Friday 18 December 2015

18. Baffled!

So I asked which Nativity character you feel most at home being.  Angel?  Mary?

Today… Joseph…

If angels are busy and Mary is undignified, then maybe the best word for Joseph is… baffled.  In the space of a very few short years he's shocked to find his fiancé pregnant and he undertakes to be father anyway.  I can't think of anything more sleep-robbing than being responsible for another human being: two of the biggest and most memorable nightmares I've had were both about becoming a dad, once in the back of a yellow VW Beetle in the Midlands.

"What?  What?!  WHAT!!!?!"  Textbook baffled.

Joseph becomes this woman's protector, this little one's protector, in ways he never thought he'd have to, perhaps in ways he never thought he was capable of.  There's not just a long perilous journey making sure no-one falls off the donkey (which may or may not have existed, a bit like Schroedinger's Donkey).  There's not just the faint feeling of failure he must get from having to lodge in a stable: he would probably blame himself for not getting there earlier while all the time making sure the journey didn't overstretch or overtire Mary, which is why they were last in.  

The BBC's Joseph.  A normal, ordinary man.  He can do it.

On top of that is the bafflement of all these other guests turning up.  And then there's the night he has a dream and God tells him to flee, to become the protector of his wife and toddler while they're asylum seekers in Egypt, not speaking the language but having gold about them, looking like foreigners to be shunned or exploited.

And Joseph rises well to the occasion.

When I was Joseph (aged about four) all I had to do was rat-a-tat-tat.  I even got that wrong.  I was perpetually baffled at the age of four.  Plus ca change…

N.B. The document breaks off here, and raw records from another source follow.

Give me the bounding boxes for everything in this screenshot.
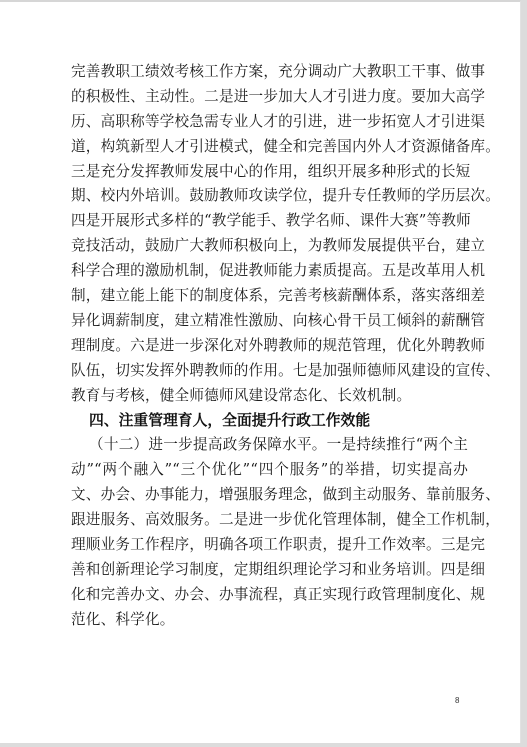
paragraph-line: 完善教职工绩效考核工作方案，充分调动广大教职工干事、做事 [71,60,468,85]
page-number: 8 [455,696,459,705]
paragraph-line: 竞技活动，鼓励广大教师积极向上，为教师发展提供平台，建立 [71,234,468,259]
paragraph-line: 四是开展形式多样的“教学能手、教学名师、课件大赛”等教师 [71,209,468,234]
paragraph-line: （十二）进一步提高政务保障水平。一是持续推行“两个主 [71,433,468,458]
paragraph-line: 理顺业务工作程序，明确各项工作职责，提升工作效率。三是完 [71,533,468,558]
paragraph-line: 化和完善办文、办会、办事流程，真正实现行政管理制度化、规 [71,583,468,608]
paragraph-line: 道，构筑新型人才引进模式，健全和完善国内外人才资源储备库。 [71,135,468,160]
paragraph-line: 范化、科学化。 [71,608,468,633]
page-shadow-bottom [0,743,527,747]
paragraph-line: 的积极性、主动性。二是进一步加大人才引进力度。要加大高学 [71,85,468,110]
paragraph-line: 文、办会、办事能力，增强服务理念，做到主动服务、靠前服务、 [71,483,468,508]
document-page: 完善教职工绩效考核工作方案，充分调动广大教职工干事、做事 的积极性、主动性。二是… [0,0,521,743]
paragraph-line: 理制度。六是进一步深化对外聘教师的规范管理，优化外聘教师 [71,334,468,359]
paragraph-line: 异化调薪制度，建立精准性激励、向核心骨干员工倾斜的薪酬管 [71,309,468,334]
paragraph-line: 队伍，切实发挥外聘教师的作用。七是加强师德师风建设的宣传、 [71,359,468,384]
paragraph-line: 动”“两个融入”“三个优化”“四个服务”的举措，切实提高办 [71,458,468,483]
paragraph-line: 跟进服务、高效服务。二是进一步优化管理体制，健全工作机制， [71,508,468,533]
section-heading: 四、注重管理育人，全面提升行政工作效能 [71,408,468,433]
document-body: 完善教职工绩效考核工作方案，充分调动广大教职工干事、做事 的积极性、主动性。二是… [71,60,468,633]
paragraph-line: 制，建立能上能下的制度体系，完善考核薪酬体系，落实落细差 [71,284,468,309]
paragraph-line: 教育与考核，健全师德师风建设常态化、长效机制。 [71,384,468,409]
page-shadow-right [521,0,527,747]
paragraph-line: 期、校内外培训。鼓励教师攻读学位，提升专任教师的学历层次。 [71,184,468,209]
paragraph-line: 历、高职称等学校急需专业人才的引进，进一步拓宽人才引进渠 [71,110,468,135]
paragraph-line: 善和创新理论学习制度，定期组织理论学习和业务培训。四是细 [71,558,468,583]
paragraph-line: 科学合理的激励机制，促进教师能力素质提高。五是改革用人机 [71,259,468,284]
paragraph-line: 三是充分发挥教师发展中心的作用，组织开展多种形式的长短 [71,160,468,185]
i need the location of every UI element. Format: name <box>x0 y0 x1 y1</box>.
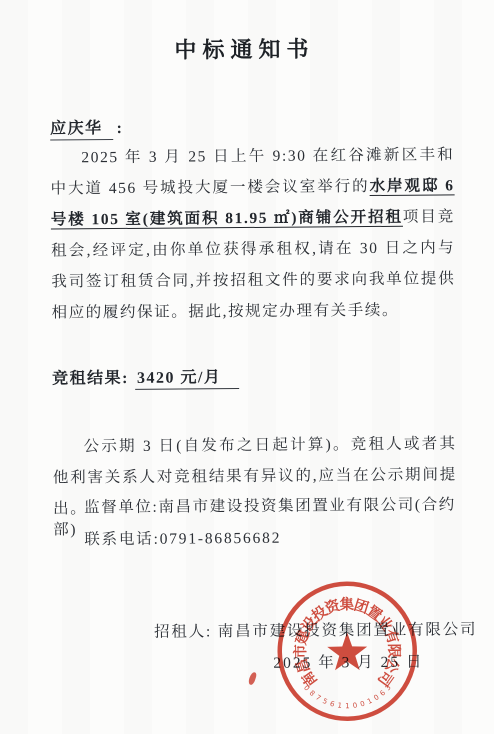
svg-text:1: 1 <box>345 702 350 710</box>
svg-text:6: 6 <box>329 700 336 709</box>
bid-result-value: 3420 元/月 <box>135 369 240 390</box>
document-title: 中标通知书 <box>0 31 492 66</box>
bid-result-label: 竞租结果: <box>52 370 129 388</box>
recipient-name: 应庆华 <box>50 120 113 140</box>
body-paragraph: 2025 年 3 月 25 日上午 9:30 在红谷滩新区丰和中大道 456 号… <box>50 139 455 328</box>
lessor-label: 招租人: <box>154 623 218 640</box>
recipient-colon: : <box>117 120 124 137</box>
svg-text:5: 5 <box>321 697 329 706</box>
bid-result-line: 竞租结果:3420 元/月 <box>52 364 239 388</box>
document-sheet: 中标通知书 应庆华: 2025 年 3 月 25 日上午 9:30 在红谷滩新区… <box>0 0 494 734</box>
company-seal: 南昌市建设投资集团置业有限公司3601001165780 <box>272 576 423 727</box>
contact-phone-line: 联系电话:0791-86856682 <box>53 524 473 549</box>
svg-text:3: 3 <box>384 683 393 692</box>
seal-star-icon <box>327 632 367 670</box>
svg-text:1: 1 <box>366 697 374 706</box>
svg-text:1: 1 <box>337 701 343 710</box>
recipient-line: 应庆华: <box>50 115 124 139</box>
svg-text:0: 0 <box>359 699 366 708</box>
seal-ink-smudge <box>248 671 258 685</box>
document-page: 中标通知书 应庆华: 2025 年 3 月 25 日上午 9:30 在红谷滩新区… <box>0 0 494 734</box>
svg-text:0: 0 <box>352 701 358 710</box>
svg-text:7: 7 <box>314 693 322 702</box>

Anyway, maybe you feel like Joseph.  A bit baffled, a bit overwhelmed, a bit Rory Williams, wondering what the next challenge is and whether you can step up to it.  The news throughout the BIble is that God takes ordinary people, nervous and nervy people, even complete char lies and he turns us into something magnificent.  You may be new to the faith and God might be asking you to do more than you ever imagined.  That's okay, that's how I feel most days when I step up to preach or lead a service or take a funeral or school assembly.  I realise I'm an adult and I look around for a more adult adult… but it's me!

Rory Williams: often baffled, never shy of stepping up.

From the timid and timorous little boy afraid of praise, to the callow and clueless student, to the long and languorous vicar typing here, it's a good job we have a God who will do with us - for us, through us - more than we can expect or imagine.  It's okay to feel like Joseph.

And you don't have to be male to be baffled, although we've cornered the market in general bamboozledness…

A baffled woman, yesterday.

Who have you cast yourself as so far?  

Whichever of those you cast yourself as, you can cast yourself into God's hands this Christmas, cast yourself into the everlasting arms of the one whose love is deeper than time and who himself moved heaven and earth to be here on earth with us.  You can cast your burdens onto Jesus, because he really does care for you.  And you can cast your worries and dreams for the year ahead - whatever angelic errands, Marian indignities and baffling responsibilities it may involve - into the lap of God, and let him catch you and carry you, help you and hold you, love you and lift you.  

Or else what point is there in his coming down at all?